Archive for December, 2010

Everything You Need to Know About Pot Belly Pig Illnesses

December 29, 2010

This pot belly pig has a healthy appetite. Photo courtesy of MapleFarmSantuary.org.

Just like humans, pot belly pigs are susceptible to illness, especially in the winter time. Here are some tips about what to look for and what to do if you pot belly pig does fall ill sometime during the winter season.

• A sick pig looks and acts sick. Usually sick pigs will have hair that stands on end all over, like a porcupine if they are ill. Also if your pig is not eating as much as usual, he may be sick. Pigs are not picky eaters, so if you notice yours has become uninterested in food, there may be trouble.

• If your pig is standing with his back hunched and his hind legs under the body, he is sick. This is a common stance that is seen with blockage, stomach aches, hernias, constipation, urinary tract problems and more.

• The most common problem with pot belly pigs is respiratory problems. There are a few different forms of pneumonia that can affect your pig, all of which can become serious if left untreated. Many times pneumonia is accompanied by coughing, but not in all cases. Another symptom is not eating and a high temperature.

• If your pig does have pneumonia, an antibiotic can be given and your pig will most likely be eating again by the following day.

• Another common problem with pigs is constipation, especially if your pig is older. This can be a serious problem if you do not pay attention to symptoms early. If your pig is not eating as much or straining to do his business, you can mix a tablespoon of oil with his food to help. Canned pumpkin and apple sauce also help. If these things do not help, contact your vet.

• If your pig is running a temperature of 102 or higher, you must call a vet immediately.

In most cases, with the right tender love and care, your pot belly pig will recover from his illness and be back to his regular self quickly. However, remember that you are the best judge when it comes to figuring out if there is a serious problem with your pot belly pig. You are the person who interacts with him every day. If his behaviors change, do not ignore the signs. When found right away, treatments can be given to your pot belly pig to minimize suffering and make him feel as good as new.
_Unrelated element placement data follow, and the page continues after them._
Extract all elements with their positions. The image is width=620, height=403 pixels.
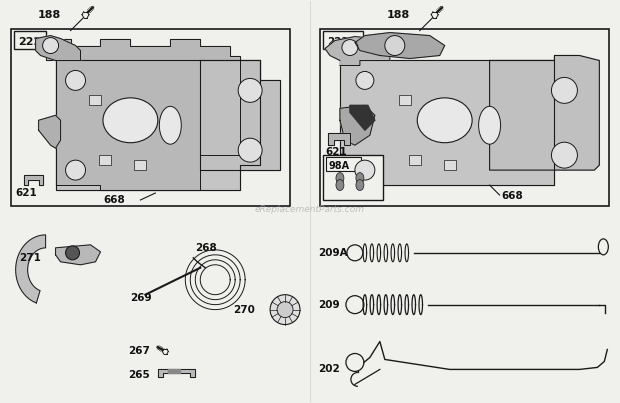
Text: 188: 188 bbox=[37, 10, 61, 20]
Polygon shape bbox=[56, 60, 260, 190]
Text: 202: 202 bbox=[318, 364, 340, 374]
Bar bbox=[89, 96, 102, 105]
Circle shape bbox=[342, 39, 358, 56]
Text: 222A: 222A bbox=[327, 37, 356, 47]
Polygon shape bbox=[355, 33, 445, 58]
Polygon shape bbox=[46, 39, 240, 190]
Text: 621: 621 bbox=[325, 147, 347, 157]
Bar bbox=[323, 155, 383, 200]
Polygon shape bbox=[325, 37, 390, 65]
Polygon shape bbox=[158, 370, 195, 377]
Polygon shape bbox=[168, 370, 180, 374]
Polygon shape bbox=[56, 245, 100, 265]
Bar bbox=[399, 96, 411, 105]
Circle shape bbox=[66, 246, 79, 260]
Text: 188: 188 bbox=[386, 10, 410, 20]
Circle shape bbox=[238, 138, 262, 162]
Circle shape bbox=[43, 37, 58, 54]
Text: 269: 269 bbox=[130, 293, 152, 303]
Text: 209A: 209A bbox=[318, 248, 348, 258]
Circle shape bbox=[238, 79, 262, 102]
Bar bbox=[409, 155, 421, 165]
Circle shape bbox=[270, 295, 300, 324]
Ellipse shape bbox=[103, 98, 158, 143]
Text: 222: 222 bbox=[17, 37, 41, 47]
Circle shape bbox=[66, 160, 86, 180]
Text: 267: 267 bbox=[128, 347, 151, 357]
Circle shape bbox=[356, 71, 374, 89]
Bar bbox=[444, 160, 456, 170]
Polygon shape bbox=[16, 235, 46, 303]
Bar bbox=[11, 29, 290, 206]
Bar bbox=[323, 31, 363, 48]
Text: 98A: 98A bbox=[329, 161, 350, 171]
Text: 270: 270 bbox=[233, 305, 255, 315]
Polygon shape bbox=[340, 105, 375, 145]
Text: 268: 268 bbox=[195, 243, 217, 253]
Text: 668: 668 bbox=[502, 191, 523, 201]
Text: 271: 271 bbox=[19, 253, 40, 263]
Ellipse shape bbox=[336, 180, 344, 191]
Polygon shape bbox=[340, 60, 554, 185]
Polygon shape bbox=[35, 35, 81, 60]
Bar bbox=[14, 31, 46, 48]
Circle shape bbox=[551, 77, 577, 103]
Ellipse shape bbox=[356, 180, 364, 191]
Ellipse shape bbox=[336, 172, 344, 183]
Bar bbox=[326, 157, 361, 171]
Ellipse shape bbox=[479, 106, 500, 144]
Circle shape bbox=[385, 35, 405, 56]
Polygon shape bbox=[490, 56, 600, 170]
Circle shape bbox=[66, 71, 86, 90]
Bar bbox=[99, 155, 112, 165]
Polygon shape bbox=[200, 60, 280, 170]
Circle shape bbox=[277, 302, 293, 318]
Polygon shape bbox=[24, 175, 43, 185]
Polygon shape bbox=[38, 115, 61, 148]
Ellipse shape bbox=[417, 98, 472, 143]
Text: 668: 668 bbox=[104, 195, 125, 205]
Text: 621: 621 bbox=[16, 188, 37, 198]
Circle shape bbox=[355, 160, 375, 180]
Text: eReplacementParts.com: eReplacementParts.com bbox=[255, 206, 365, 214]
Ellipse shape bbox=[356, 172, 364, 183]
Ellipse shape bbox=[159, 106, 181, 144]
Polygon shape bbox=[328, 133, 350, 145]
Bar bbox=[320, 29, 609, 206]
Text: 265: 265 bbox=[128, 370, 151, 380]
Text: 209: 209 bbox=[318, 300, 340, 310]
Circle shape bbox=[551, 142, 577, 168]
Polygon shape bbox=[350, 105, 375, 130]
Bar bbox=[135, 160, 146, 170]
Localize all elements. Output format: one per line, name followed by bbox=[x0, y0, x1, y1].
Tips for Travelling By Car With Your Pig This Holiday Season Part 2

December 22, 2010

Travelling with your pot belly pig is easy when you follow these tips.

Travelling by car with your pot belly pig doesn’t have to be a difficult task. With the proper training and preparation, travelling with your pig can be a breeze. Follow these tips for travelling with your pot belly pig by car.

  • If you’re taking your pot belly pig on long trips, make sure you take a long break every 3-4 hours or your pig may get restless and upset. During the break, give your pig a snack, some water and walk him around for some exercise. Don’t forget to let him take a bathroom break right when he get outs of the car and try to again before you get back on the road.
  • You need to know there is a chance that your pig may get car sick. To help fight this, feed him long before he get into the car and allow him to look out the window so he can see what is going on. If this doesn’t seem to be working, cover his crate with a sheet so he can take a nap without being disturbed. Peppermint and ginger root help humans and pigs calm an upset stomach, so if your pig is getting motion sickness, have some on hand for him to chew on.
  • When loading and unloading your pig, put him in the crate then push the crate up the back of the vehicle using a specially built ramp. You can also use an aluminum ladder for this.

Keeping these tips in mind when travelling with your pig by car this holiday season will make the experience much easier and enjoyable for both of you.

Tips for Travelling By Car With Your Pig This Holiday Season Part 1

December 17, 2010

Put your pot belly pig in a crate before travelling.

Will you be travelling with your pig this holiday season? There are a few things you must do to prepare for a car ride with your pot belly pig. Follow these tips and you’ll have no problem travelling by car with your pig, whether its a quick trip to the vet or a ride across town to Grandma’s house.

  • Crate or kennel train your pig. The crate should be big enough for the pig to stand up and turn around in. The only safe way to travel with your pig is if he is in a crate. Help your pig understand that the crate is somewhere he can feel safe.
  • Check the USDA requirements within your state and the states you are driving through or into. Each state has different requirements for entering and leaving with pigs. Pot belly pigs are included in these laws.
  • Take your pig for short drives in the crate to help him get used to the car. The crate should sit in the backseat of the car. Never put your pig in the back of your pick-up truck unless you’ve taken him on plenty of short trips beforehand. If a pig hasn’t been trained to ride in the back of a pick-up, he may get extremely frightened by the noise and could have a stroke.